Bild: Familie Wunderlich will ihre Kinder nicht in die Schule schicken
Karlsruhe taz | Wenn ein Jugendamt Eltern die Kinder wegnimmt, weil diese
nicht in die Schule gehen und zu Hause unterrichtet werden, ist dies
rechtmäßig. Dies entschied der Europäische Gerichtshof für Menschenrechte
(EGMR) in einem Fall aus Hessen.
Dirk und Petra Wunderlich sind ein sehr christliches Ehepaar und haben vier
Kinder (drei Töchter und einen Sohn). Die Eltern sind beide Gärtner und
wohnen bei Darmstadt. Seit 2005 ist die älteste Tochter schulpflichtig,
doch die Eltern [1][lehnen die Schulpflicht ab]. „Wir wollen als Familie
zusammenleben, wie es Tausende Jahre der Fall war“, sagte Dirk Wunderlich
in einem Interview mit der Deutschen Welle. Die Schulpflicht reiße Familien
künstlich auseinander.
Von 2008 bis 2011 lebte die Familie im Ausland, unter anderem in
Frankreich, um der deutschen Schulpflicht zu entgehen. Seit 2011 waren die
Wunderlichs wieder in Deutschland. Petra Wunderlich unterrichtete die
Kinder zu Hause von 10 bis 15 Uhr, unterbrochen von einer Mittagspause.

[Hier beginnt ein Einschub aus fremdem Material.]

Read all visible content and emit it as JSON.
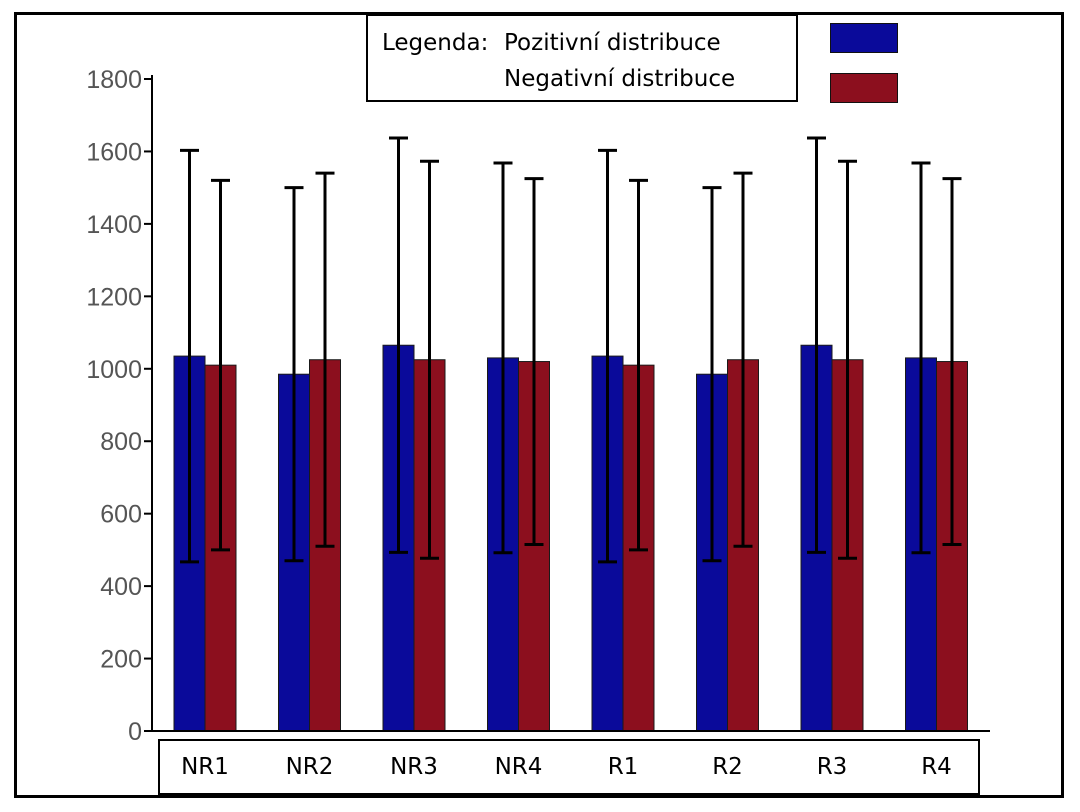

Alle Kinder (geboren zwischen 1999 und 2005) lernten nach Angaben der
deutschen Behörden den gleichen Stoff. Als das Jugendamt ihren Wissensstand
überprüfen wollte, weigerten sich die Kinder mehrfach. Die Eltern erhielten
Geldbußen wegen Verletzung der Schulpflicht, bezahlten sie, aber änderten
nichts.
Daraufhin entzog das Amtsgericht Darmstadt den Eltern das Sorgerecht
teilweise. Im August 2013 standen überraschend rund zwanzig Sozialarbeiter
und Polizisten vor der Tür, nahmen die vier Kinder mit und brachten sie in
ein Kinderheim. Es bestehe die Gefahr, dass die Kinder sozial isoliert in
einer Parallelwelt aufwachsen und keine Chance haben, ein normales
Sozialverhalten zu lernen. Erst nach drei Wochen konnten die Kinder zu den
Eltern zurückkehren. Diese hatten zuvor schriftlich versprochen, dass die
Kinder nun in die Schule geschickt würden.

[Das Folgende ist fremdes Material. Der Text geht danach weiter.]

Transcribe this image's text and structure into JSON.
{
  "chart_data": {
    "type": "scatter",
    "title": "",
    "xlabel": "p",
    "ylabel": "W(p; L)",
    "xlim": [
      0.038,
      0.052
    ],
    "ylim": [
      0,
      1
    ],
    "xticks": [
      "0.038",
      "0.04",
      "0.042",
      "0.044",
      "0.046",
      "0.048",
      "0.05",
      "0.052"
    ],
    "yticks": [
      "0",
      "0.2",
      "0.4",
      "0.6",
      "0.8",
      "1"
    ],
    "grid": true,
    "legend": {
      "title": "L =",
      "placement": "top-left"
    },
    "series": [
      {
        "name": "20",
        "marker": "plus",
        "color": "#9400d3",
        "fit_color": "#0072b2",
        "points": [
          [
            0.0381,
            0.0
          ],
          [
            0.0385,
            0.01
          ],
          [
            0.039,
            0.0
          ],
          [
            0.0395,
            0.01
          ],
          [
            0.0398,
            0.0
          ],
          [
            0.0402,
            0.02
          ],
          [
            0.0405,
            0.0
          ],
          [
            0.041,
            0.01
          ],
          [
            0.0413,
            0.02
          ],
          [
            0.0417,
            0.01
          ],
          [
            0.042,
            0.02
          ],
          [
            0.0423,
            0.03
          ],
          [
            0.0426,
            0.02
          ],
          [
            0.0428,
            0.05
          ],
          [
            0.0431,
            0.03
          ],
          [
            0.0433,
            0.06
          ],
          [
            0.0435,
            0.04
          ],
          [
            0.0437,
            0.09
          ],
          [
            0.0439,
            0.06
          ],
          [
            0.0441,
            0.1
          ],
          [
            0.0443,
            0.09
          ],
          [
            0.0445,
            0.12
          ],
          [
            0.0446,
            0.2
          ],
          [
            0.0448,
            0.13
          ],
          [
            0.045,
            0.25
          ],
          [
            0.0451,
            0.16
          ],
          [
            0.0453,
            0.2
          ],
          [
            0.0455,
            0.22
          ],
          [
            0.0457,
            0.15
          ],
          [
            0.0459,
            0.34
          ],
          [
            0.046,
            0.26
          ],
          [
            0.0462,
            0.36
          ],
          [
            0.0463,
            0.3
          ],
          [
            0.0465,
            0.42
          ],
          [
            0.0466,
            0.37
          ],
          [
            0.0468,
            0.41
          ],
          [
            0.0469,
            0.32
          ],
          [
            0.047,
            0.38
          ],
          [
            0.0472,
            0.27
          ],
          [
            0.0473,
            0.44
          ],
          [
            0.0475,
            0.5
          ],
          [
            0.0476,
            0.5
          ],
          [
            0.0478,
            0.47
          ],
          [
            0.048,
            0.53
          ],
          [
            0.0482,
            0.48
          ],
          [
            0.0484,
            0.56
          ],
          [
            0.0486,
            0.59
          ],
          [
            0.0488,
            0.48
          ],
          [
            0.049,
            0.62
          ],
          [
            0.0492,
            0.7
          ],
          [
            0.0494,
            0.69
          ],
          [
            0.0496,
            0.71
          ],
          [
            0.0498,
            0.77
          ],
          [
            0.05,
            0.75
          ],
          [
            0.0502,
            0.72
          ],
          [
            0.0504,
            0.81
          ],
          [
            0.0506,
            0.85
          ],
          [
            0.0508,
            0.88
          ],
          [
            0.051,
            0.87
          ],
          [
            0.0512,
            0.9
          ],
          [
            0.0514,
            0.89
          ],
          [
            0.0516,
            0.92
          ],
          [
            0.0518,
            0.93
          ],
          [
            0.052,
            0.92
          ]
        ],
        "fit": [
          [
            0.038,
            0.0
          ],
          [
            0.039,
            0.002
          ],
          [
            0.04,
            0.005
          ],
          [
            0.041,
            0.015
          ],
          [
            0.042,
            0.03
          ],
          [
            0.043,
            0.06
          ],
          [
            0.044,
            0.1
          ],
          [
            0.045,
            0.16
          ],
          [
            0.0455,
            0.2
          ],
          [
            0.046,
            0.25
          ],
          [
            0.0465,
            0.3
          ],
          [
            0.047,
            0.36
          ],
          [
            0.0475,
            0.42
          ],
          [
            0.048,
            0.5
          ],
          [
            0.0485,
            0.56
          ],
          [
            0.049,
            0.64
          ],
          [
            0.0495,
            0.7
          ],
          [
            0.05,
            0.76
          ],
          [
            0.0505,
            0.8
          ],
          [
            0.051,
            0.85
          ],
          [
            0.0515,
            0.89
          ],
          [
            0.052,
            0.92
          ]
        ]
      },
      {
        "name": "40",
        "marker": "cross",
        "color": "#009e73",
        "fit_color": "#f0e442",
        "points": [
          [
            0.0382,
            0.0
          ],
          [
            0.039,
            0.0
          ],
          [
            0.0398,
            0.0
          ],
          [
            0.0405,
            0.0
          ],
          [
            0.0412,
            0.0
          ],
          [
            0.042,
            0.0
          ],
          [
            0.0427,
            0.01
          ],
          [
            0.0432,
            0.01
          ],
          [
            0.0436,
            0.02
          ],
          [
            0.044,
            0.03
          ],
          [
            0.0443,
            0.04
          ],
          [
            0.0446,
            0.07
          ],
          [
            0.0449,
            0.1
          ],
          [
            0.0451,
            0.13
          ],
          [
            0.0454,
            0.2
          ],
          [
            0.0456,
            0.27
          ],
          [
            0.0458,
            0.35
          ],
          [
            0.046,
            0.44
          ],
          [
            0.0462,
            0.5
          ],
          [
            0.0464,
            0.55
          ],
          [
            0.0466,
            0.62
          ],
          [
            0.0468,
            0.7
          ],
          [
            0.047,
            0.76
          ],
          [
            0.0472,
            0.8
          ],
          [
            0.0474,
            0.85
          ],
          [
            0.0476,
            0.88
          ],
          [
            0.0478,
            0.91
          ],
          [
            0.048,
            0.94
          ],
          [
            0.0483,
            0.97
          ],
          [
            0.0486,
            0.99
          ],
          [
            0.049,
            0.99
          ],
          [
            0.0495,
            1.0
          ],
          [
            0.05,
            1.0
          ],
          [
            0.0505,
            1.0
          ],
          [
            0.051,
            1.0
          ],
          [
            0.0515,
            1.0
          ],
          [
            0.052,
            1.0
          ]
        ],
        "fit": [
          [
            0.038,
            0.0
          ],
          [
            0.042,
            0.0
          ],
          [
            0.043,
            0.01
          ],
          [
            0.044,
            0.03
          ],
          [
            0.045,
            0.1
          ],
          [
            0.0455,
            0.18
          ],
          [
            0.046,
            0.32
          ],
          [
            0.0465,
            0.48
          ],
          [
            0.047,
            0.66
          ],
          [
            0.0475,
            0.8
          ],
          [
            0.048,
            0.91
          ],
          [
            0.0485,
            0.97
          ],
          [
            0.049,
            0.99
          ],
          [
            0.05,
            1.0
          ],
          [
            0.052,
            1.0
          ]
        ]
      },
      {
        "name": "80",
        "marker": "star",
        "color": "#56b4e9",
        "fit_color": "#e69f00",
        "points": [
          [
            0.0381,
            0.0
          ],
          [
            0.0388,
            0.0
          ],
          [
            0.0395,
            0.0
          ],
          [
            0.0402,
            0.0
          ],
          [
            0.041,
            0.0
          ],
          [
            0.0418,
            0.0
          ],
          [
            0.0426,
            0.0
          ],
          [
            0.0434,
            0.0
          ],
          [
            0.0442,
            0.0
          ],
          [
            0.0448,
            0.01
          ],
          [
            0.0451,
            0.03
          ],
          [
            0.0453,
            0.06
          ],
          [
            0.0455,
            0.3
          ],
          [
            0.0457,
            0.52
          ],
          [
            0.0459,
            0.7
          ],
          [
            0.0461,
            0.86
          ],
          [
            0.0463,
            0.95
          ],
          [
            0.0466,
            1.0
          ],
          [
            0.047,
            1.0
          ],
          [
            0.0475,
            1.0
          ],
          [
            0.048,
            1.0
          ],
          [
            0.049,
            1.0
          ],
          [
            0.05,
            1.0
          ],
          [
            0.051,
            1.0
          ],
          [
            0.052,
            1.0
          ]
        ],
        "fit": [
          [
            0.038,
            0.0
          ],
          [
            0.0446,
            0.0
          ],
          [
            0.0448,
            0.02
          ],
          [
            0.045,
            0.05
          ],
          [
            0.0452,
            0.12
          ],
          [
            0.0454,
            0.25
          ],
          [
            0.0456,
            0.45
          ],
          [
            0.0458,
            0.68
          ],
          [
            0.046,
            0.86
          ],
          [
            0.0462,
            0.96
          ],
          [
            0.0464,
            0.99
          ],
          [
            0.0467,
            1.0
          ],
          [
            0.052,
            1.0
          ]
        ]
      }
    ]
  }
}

## EGMR stützt deutsches Jugendamt
Gegen den Teilentzug des Sorgerechts und die Wegnahme der Kinder klagten
Dirk und Petra Wunderlich vor dem Europäischen Gerichtshof für
Menschenrechte in Straßburg. Die Maßnahme verletze ihr Recht auf
Privatleben. Dem Staat gehe es nicht um das Kindeswohl, sondern nur um die
Durchsetzung der Schulpflicht.
Die Straßburger Richter erinnerten daran, dass sie schon mehrfach die
strenge deutsche Auslegung der Schulpflicht akzeptiert hatten und darin
keinen Verstoß gegen die Europäische Menschenrechtskonvention sahen. In
diesem Falle gehe es daher nur noch um die Rechte der Behörden in einer
derartigen Konstellation.
Dabei stützte der EGMR nun die Position des deutschen Jugendamts. Der
Entzug des Sorgerechts und die Wegnahme der Kinder sei gerechtfertigt
gewesen, um ihre Integration in die Gesellschaft sicherzustellen. Das
Kindeswohl sei gefährdet, wenn Eltern ihre Kinder nicht in die Schule
schicken und sie in einem „symbiotischen Familiensystem“ halten. Ein
milderes Mittel sei nicht ersichtlich gewesen, da die Eltern nicht mit den
Behörden kooperierten.
Nachdem Zwischenfall von 2013 gingen die vier Kinder zunächst in die
Schule, klagten aber über den großen Lärm und die vielen Hausaufgaben. Nach
einem dreiviertel Jahr wurden sie wieder zu Hause unterrichtet. Heute sind
die drei älteren Kinder der Schulpflicht entwachsen und die jüngste,
inzwischen 13, bleibt weiter zu Hause. Die Behörden haben laut Vater
Wunderlich inzwischen eingesehen, dass sie dem Kind mit einer zwangsweisen
Durchsetzung der Schulpflicht mehr schaden würden als nutzen.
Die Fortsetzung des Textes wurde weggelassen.